When absent, let your letters to your wife be warm and affectionate. A woman’s heart is peculiarly formed for tenderness; and every expression of endearment from the man she loves is flattering and pleasing to her. With pride and pleasure does she dwell on each assurance of his affection: and, surely, it is a cold, unmanly thing to deprive her virtuous heart of such a cheap and easy mode of gratifying it. But, really, a man should endeavour not only for an affectionate, but an agreeable manner of writing to his wife. I remember hearing a lady say, “When my husband writes to me, if he can at all glean out any little piece of good news, or pleasing intelligence, he is sure to mention it.” Another lady used to remark, “My husband does not intend to give me pain, or to say anything unpleasant when he writes; and yet, I don’t know how it is, but I never received a letter from him, that I did not, when I finished it, feel comfortless and dissatisfied.”

I really think a husband, whenever he goes from home, should always endeavour, if possible, to bring back some little present to his wife. If ever so trifling or valueless, still the attention gratifies her; and to call forth a smile of good-humour should be always a matter of importance.

Every one who knows anything of the human mind, agrees in acknowledging the power of trifles, in imparting either pain or pleasure. One of our best writers, speaking on this subject, introduces the following sweet lines:–

“Since trifles make the sum of human things,
And half our misery from those trifles springs,
O! let the ungentle spirit learn from thence,
A small unkindness is a great offence.
To give rich gifts perhaps we wish in vain,
But all may shun the guilt of giving pain.”

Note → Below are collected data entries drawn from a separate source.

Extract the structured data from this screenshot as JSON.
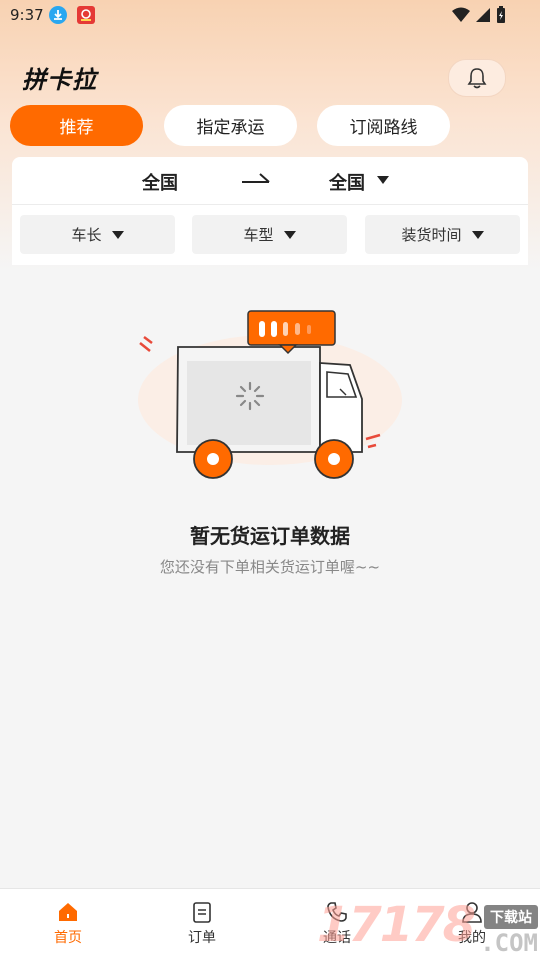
{
  "status_bar": {
    "time": "9:37"
  },
  "header": {
    "brand": "拼卡拉"
  },
  "tabs": [
    {
      "label": "推荐",
      "active": true
    },
    {
      "label": "指定承运",
      "active": false
    },
    {
      "label": "订阅路线",
      "active": false
    }
  ],
  "route": {
    "from": "全国",
    "to": "全国"
  },
  "filters": [
    {
      "label": "车长"
    },
    {
      "label": "车型"
    },
    {
      "label": "装货时间"
    }
  ],
  "empty_state": {
    "title": "暂无货运订单数据",
    "subtitle": "您还没有下单相关货运订单喔~~"
  },
  "bottom_nav": [
    {
      "label": "首页",
      "icon": "home-icon",
      "active": true
    },
    {
      "label": "订单",
      "icon": "order-icon",
      "active": false
    },
    {
      "label": "通话",
      "icon": "phone-icon",
      "active": false
    },
    {
      "label": "我的",
      "icon": "user-icon",
      "active": false
    }
  ],
  "watermark": {
    "digits": "17178",
    "label": "下载站",
    "suffix": ".COM"
  },
  "colors": {
    "accent": "#ff6a00",
    "background": "#f5f5f5"
  }
}
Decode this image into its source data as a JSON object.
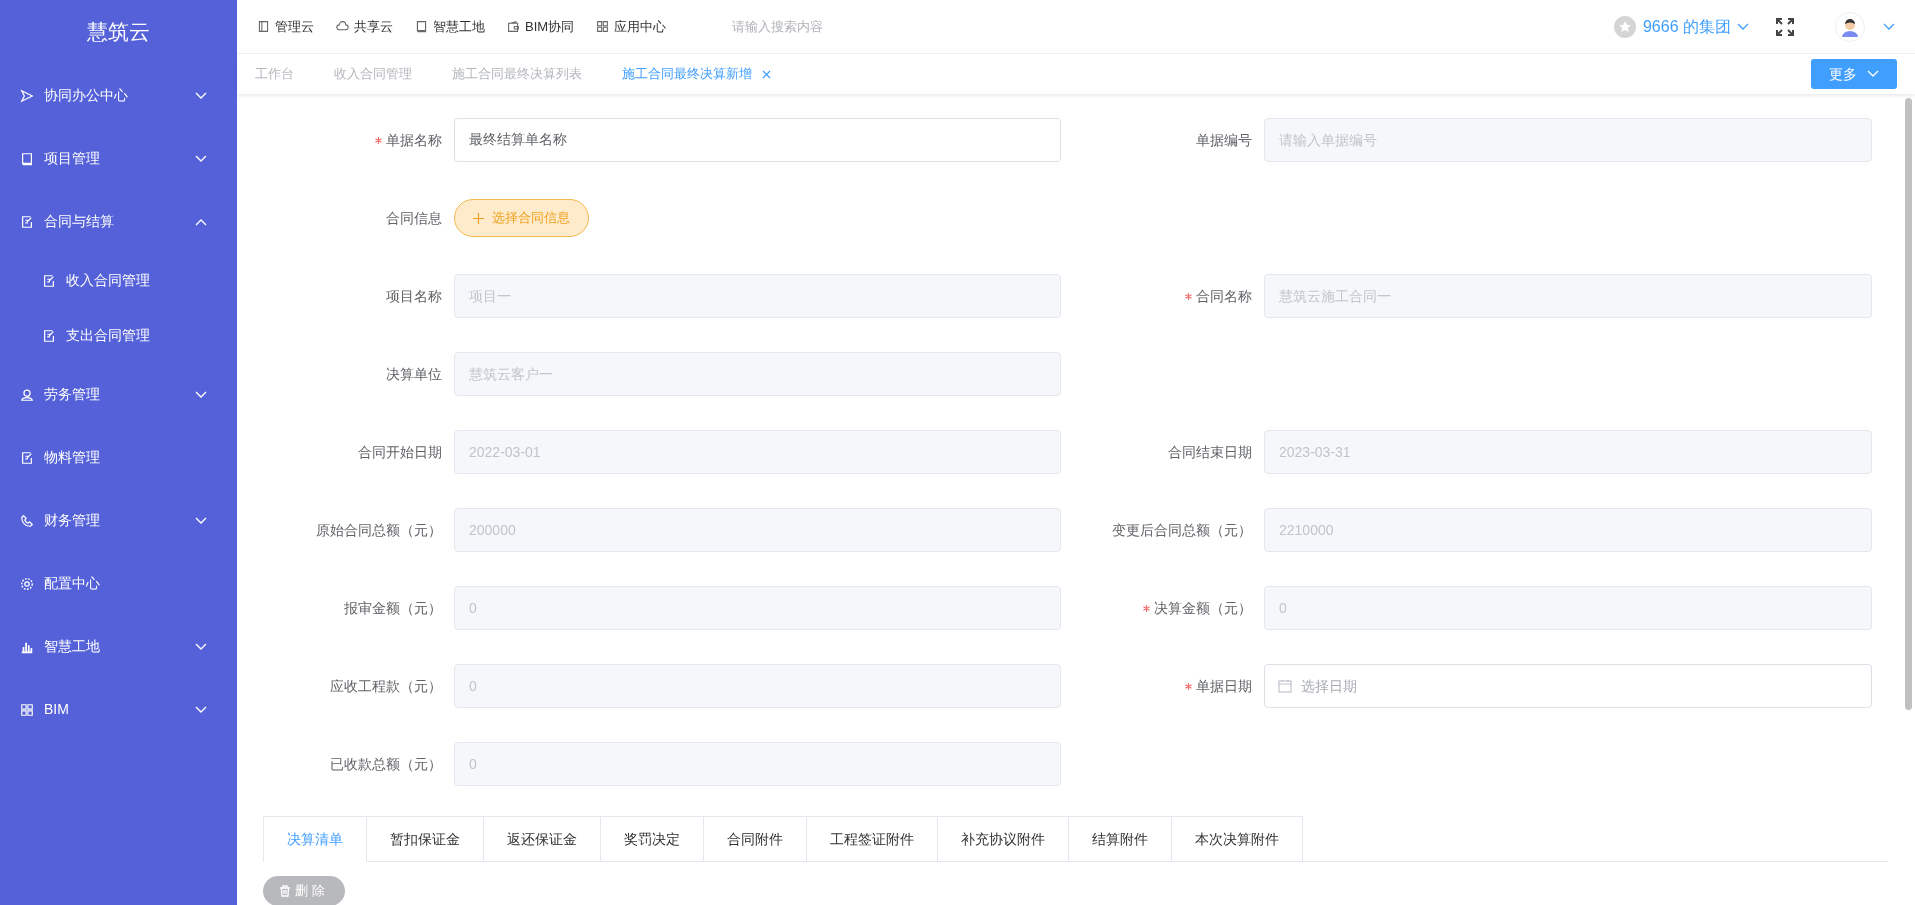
{
  "sidebar": {
    "logo": "慧筑云",
    "items": [
      {
        "label": "协同办公中心",
        "kind": "send",
        "expanded": false
      },
      {
        "label": "项目管理",
        "kind": "book",
        "expanded": false
      },
      {
        "label": "合同与结算",
        "kind": "edit",
        "expanded": true,
        "children": [
          {
            "label": "收入合同管理",
            "kind": "edit"
          },
          {
            "label": "支出合同管理",
            "kind": "edit"
          }
        ]
      },
      {
        "label": "劳务管理",
        "kind": "user",
        "expanded": false
      },
      {
        "label": "物料管理",
        "kind": "edit"
      },
      {
        "label": "财务管理",
        "kind": "phone",
        "expanded": false
      },
      {
        "label": "配置中心",
        "kind": "gear"
      },
      {
        "label": "智慧工地",
        "kind": "bars",
        "expanded": false
      },
      {
        "label": "BIM",
        "kind": "grid",
        "expanded": false
      }
    ]
  },
  "top_nav": {
    "items": [
      {
        "label": "管理云",
        "kind": "panel"
      },
      {
        "label": "共享云",
        "kind": "cloud"
      },
      {
        "label": "智慧工地",
        "kind": "book"
      },
      {
        "label": "BIM协同",
        "kind": "wallet"
      },
      {
        "label": "应用中心",
        "kind": "grid"
      }
    ],
    "search": {
      "placeholder": "请输入搜索内容"
    },
    "organization": "9666 的集团"
  },
  "page_tabs": [
    {
      "label": "工作台",
      "selected": false,
      "closable": false
    },
    {
      "label": "收入合同管理",
      "selected": false,
      "closable": false
    },
    {
      "label": "施工合同最终决算列表",
      "selected": false,
      "closable": false
    },
    {
      "label": "施工合同最终决算新增",
      "selected": true,
      "closable": true
    }
  ],
  "more_button": "更多",
  "form_rows": [
    {
      "left": {
        "kind": "input",
        "label": "单据名称",
        "required": true,
        "value": "最终结算单名称",
        "disabled": false
      },
      "right": {
        "kind": "input",
        "label": "单据编号",
        "required": false,
        "placeholder": "请输入单据编号",
        "disabled": true
      }
    },
    {
      "left": {
        "kind": "button",
        "label": "合同信息",
        "required": false,
        "button": "选择合同信息"
      }
    },
    {
      "left": {
        "kind": "input",
        "label": "项目名称",
        "required": false,
        "placeholder": "项目一",
        "disabled": true
      },
      "right": {
        "kind": "input",
        "label": "合同名称",
        "required": true,
        "placeholder": "慧筑云施工合同一",
        "disabled": true
      }
    },
    {
      "left": {
        "kind": "input",
        "label": "决算单位",
        "required": false,
        "placeholder": "慧筑云客户一",
        "disabled": true
      }
    },
    {
      "left": {
        "kind": "input",
        "label": "合同开始日期",
        "required": false,
        "placeholder": "2022-03-01",
        "disabled": true
      },
      "right": {
        "kind": "input",
        "label": "合同结束日期",
        "required": false,
        "placeholder": "2023-03-31",
        "disabled": true
      }
    },
    {
      "left": {
        "kind": "input",
        "label": "原始合同总额（元）",
        "required": false,
        "placeholder": "200000",
        "disabled": true
      },
      "right": {
        "kind": "input",
        "label": "变更后合同总额（元）",
        "required": false,
        "placeholder": "2210000",
        "disabled": true
      }
    },
    {
      "left": {
        "kind": "input",
        "label": "报审金额（元）",
        "required": false,
        "placeholder": "0",
        "disabled": true
      },
      "right": {
        "kind": "input",
        "label": "决算金额（元）",
        "required": true,
        "placeholder": "0",
        "disabled": true
      }
    },
    {
      "left": {
        "kind": "input",
        "label": "应收工程款（元）",
        "required": false,
        "placeholder": "0",
        "disabled": true
      },
      "right": {
        "kind": "date",
        "label": "单据日期",
        "required": true,
        "placeholder": "选择日期",
        "disabled": false
      }
    },
    {
      "left": {
        "kind": "input",
        "label": "已收款总额（元）",
        "required": false,
        "placeholder": "0",
        "disabled": true
      }
    }
  ],
  "detail_tabs": [
    {
      "label": "决算清单",
      "selected": true
    },
    {
      "label": "暂扣保证金",
      "selected": false
    },
    {
      "label": "返还保证金",
      "selected": false
    },
    {
      "label": "奖罚决定",
      "selected": false
    },
    {
      "label": "合同附件",
      "selected": false
    },
    {
      "label": "工程签证附件",
      "selected": false
    },
    {
      "label": "补充协议附件",
      "selected": false
    },
    {
      "label": "结算附件",
      "selected": false
    },
    {
      "label": "本次决算附件",
      "selected": false
    }
  ],
  "delete_button": {
    "label": "删除",
    "disabled": true
  }
}
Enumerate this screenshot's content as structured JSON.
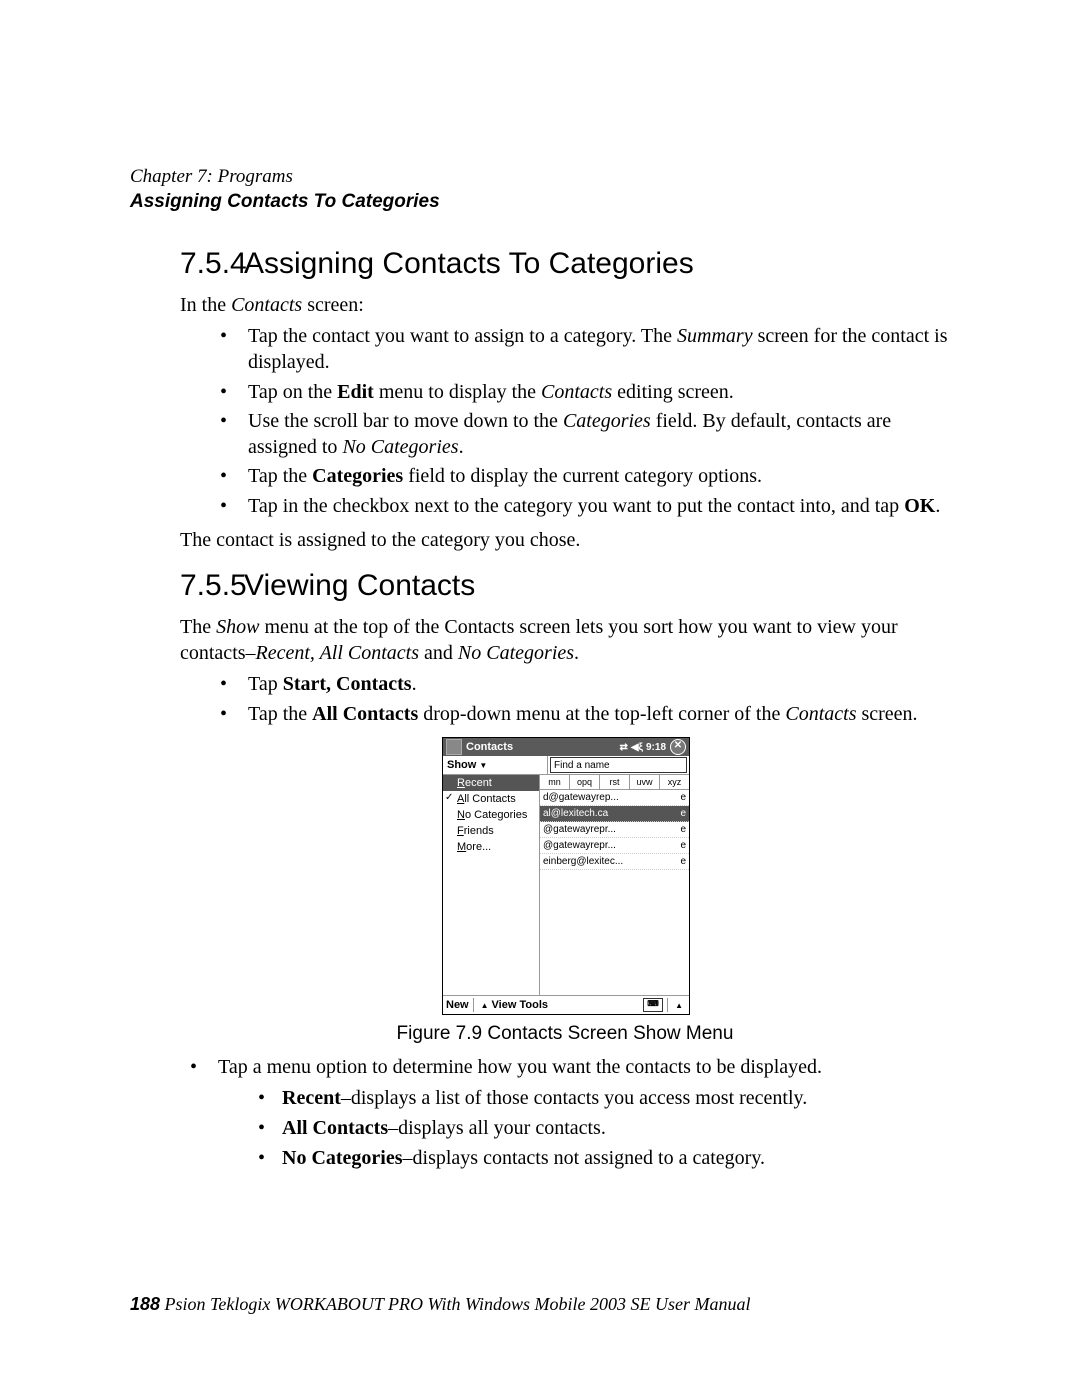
{
  "header": {
    "chapter": "Chapter 7: Programs",
    "section_title": "Assigning Contacts To Categories"
  },
  "s754": {
    "num": "7.5.4",
    "title": "Assigning Contacts To Categories",
    "intro_pre": "In the ",
    "intro_em": "Contacts",
    "intro_post": " screen:",
    "b1_a": "Tap the contact you want to assign to a category. The ",
    "b1_em": "Summary",
    "b1_b": " screen for the contact is displayed.",
    "b2_a": "Tap on the ",
    "b2_bold": "Edit",
    "b2_b": " menu to display the ",
    "b2_em": "Contacts",
    "b2_c": " editing screen.",
    "b3_a": "Use the scroll bar to move down to the ",
    "b3_em": "Categories",
    "b3_b": " field. By default, contacts are assigned to ",
    "b3_em2": "No Categories",
    "b3_c": ".",
    "b4_a": "Tap the ",
    "b4_bold": "Categories",
    "b4_b": " field to display the current category options.",
    "b5_a": "Tap in the checkbox next to the category you want to put the contact into, and tap ",
    "b5_bold": "OK",
    "b5_b": ".",
    "outro": "The contact is assigned to the category you chose."
  },
  "s755": {
    "num": "7.5.5",
    "title": "Viewing Contacts",
    "p1_a": "The ",
    "p1_em1": "Show",
    "p1_b": " menu at the top of the Contacts screen lets you sort how you want to view your contacts–",
    "p1_em2": "Recent, All Contacts",
    "p1_c": " and ",
    "p1_em3": "No Categories",
    "p1_d": ".",
    "b1_a": "Tap ",
    "b1_bold": "Start, Contacts",
    "b1_b": ".",
    "b2_a": "Tap the ",
    "b2_bold": "All Contacts",
    "b2_b": " drop-down menu at the top-left corner of the ",
    "b2_em": "Contacts",
    "b2_c": " screen.",
    "post_b1": "Tap a menu option to determine how you want the contacts to be displayed.",
    "sub1_bold": "Recent",
    "sub1_txt": "–displays a list of those contacts you access most recently.",
    "sub2_bold": "All Contacts",
    "sub2_txt": "–displays all your contacts.",
    "sub3_bold": "No Categories",
    "sub3_txt": "–displays contacts not assigned to a category."
  },
  "figure": {
    "caption": "Figure 7.9 Contacts Screen Show Menu",
    "titlebar": "Contacts",
    "time": "9:18",
    "show_label": "Show",
    "find_label": "Find a name",
    "menu": {
      "recent_u": "R",
      "recent_rest": "ecent",
      "all_u": "A",
      "all_rest": "ll Contacts",
      "nocat_u": "N",
      "nocat_rest": "o Categories",
      "friends_u": "F",
      "friends_rest": "riends",
      "more_u": "M",
      "more_rest": "ore..."
    },
    "alpha": [
      "mn",
      "opq",
      "rst",
      "uvw",
      "xyz"
    ],
    "rows": [
      {
        "em": "d@gatewayrep...",
        "tag": "e"
      },
      {
        "em": "al@lexitech.ca",
        "tag": "e",
        "hl": true
      },
      {
        "em": "@gatewayrepr...",
        "tag": "e"
      },
      {
        "em": "@gatewayrepr...",
        "tag": "e"
      },
      {
        "em": "einberg@lexitec...",
        "tag": "e"
      }
    ],
    "bottom": {
      "new": "New",
      "view": "View",
      "tools": "Tools"
    }
  },
  "footer": {
    "page": "188",
    "text": " Psion Teklogix WORKABOUT PRO With Windows Mobile 2003 SE User Manual"
  }
}
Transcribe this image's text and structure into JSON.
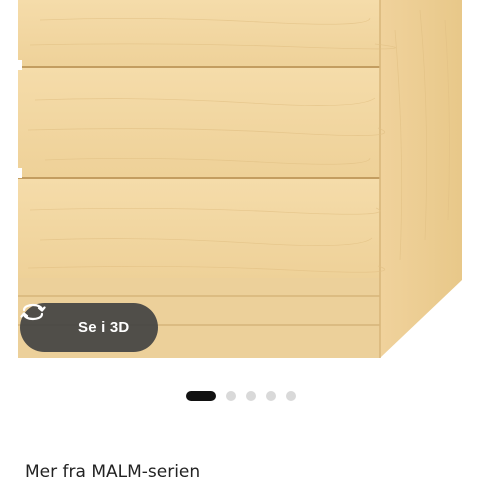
{
  "gallery": {
    "view_3d_label": "Se i 3D",
    "view_3d_icon": "rotate-3d-icon",
    "wood_color": "#f2d6a0",
    "dot_count": 5,
    "active_dot": 0
  },
  "section": {
    "more_series_label": "Mer fra MALM-serien"
  }
}
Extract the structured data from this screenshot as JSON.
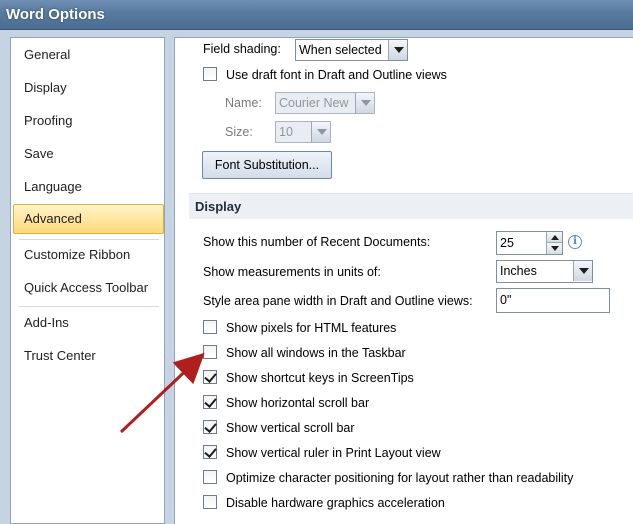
{
  "window": {
    "title": "Word Options"
  },
  "sidebar": {
    "items": [
      {
        "label": "General"
      },
      {
        "label": "Display"
      },
      {
        "label": "Proofing"
      },
      {
        "label": "Save"
      },
      {
        "label": "Language"
      },
      {
        "label": "Advanced",
        "selected": true
      },
      {
        "label": "Customize Ribbon"
      },
      {
        "label": "Quick Access Toolbar"
      },
      {
        "label": "Add-Ins"
      },
      {
        "label": "Trust Center"
      }
    ]
  },
  "main": {
    "field_shading": {
      "label": "Field shading:",
      "value": "When selected"
    },
    "draft_font": {
      "label": "Use draft font in Draft and Outline views",
      "checked": false
    },
    "font_name": {
      "label": "Name:",
      "value": "Courier New"
    },
    "font_size": {
      "label": "Size:",
      "value": "10"
    },
    "font_substitution_button": "Font Substitution...",
    "display_section": {
      "title": "Display",
      "recent_docs": {
        "label": "Show this number of Recent Documents:",
        "value": "25"
      },
      "measurements": {
        "label": "Show measurements in units of:",
        "value": "Inches"
      },
      "style_area": {
        "label": "Style area pane width in Draft and Outline views:",
        "value": "0\""
      },
      "options": [
        {
          "label": "Show pixels for HTML features",
          "checked": false
        },
        {
          "label": "Show all windows in the Taskbar",
          "checked": false
        },
        {
          "label": "Show shortcut keys in ScreenTips",
          "checked": true
        },
        {
          "label": "Show horizontal scroll bar",
          "checked": true
        },
        {
          "label": "Show vertical scroll bar",
          "checked": true
        },
        {
          "label": "Show vertical ruler in Print Layout view",
          "checked": true
        },
        {
          "label": "Optimize character positioning for layout rather than readability",
          "checked": false
        },
        {
          "label": "Disable hardware graphics acceleration",
          "checked": false
        }
      ]
    }
  },
  "icons": {
    "info": "info-icon",
    "annotation_arrow": "red-arrow-annotation"
  },
  "colors": {
    "selected_item": "#ffd978",
    "title_bar": "#587a9f",
    "annotation_arrow": "#b01e1e"
  }
}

So much of happiness and comfort in the wedded life depends upon the wife, that we cannot too often nor too earnestly engage her thoughts on the subject of her duties. Duty, to some, is a cold, repulsive word, but only in the discharge of duties that appertain to each condition in life, is happiness ever secured. From the “Whisper” we copy again:–

‘Endeavour to make your husband’s habitation alluring and delightful to him. Let it be to him a sanctuary to which his heart may always turn from the ills and anxieties of life. Make it a repose from his cares, a shelter from the world, a home not for his person only, but for his heart. He may meet with pleasure in other houses, but let him find happiness in his own. Should he be dejected, soothe him; should he be silent and thoughtful, or even peevish, make allowances for the defects of human nature, and, by your sweetness, gentleness, and good humour, urge him continually to think, though he may not say it, “This woman is indeed a comfort to me. I cannot but love her, and requite such gentleness and affection as they deserve.”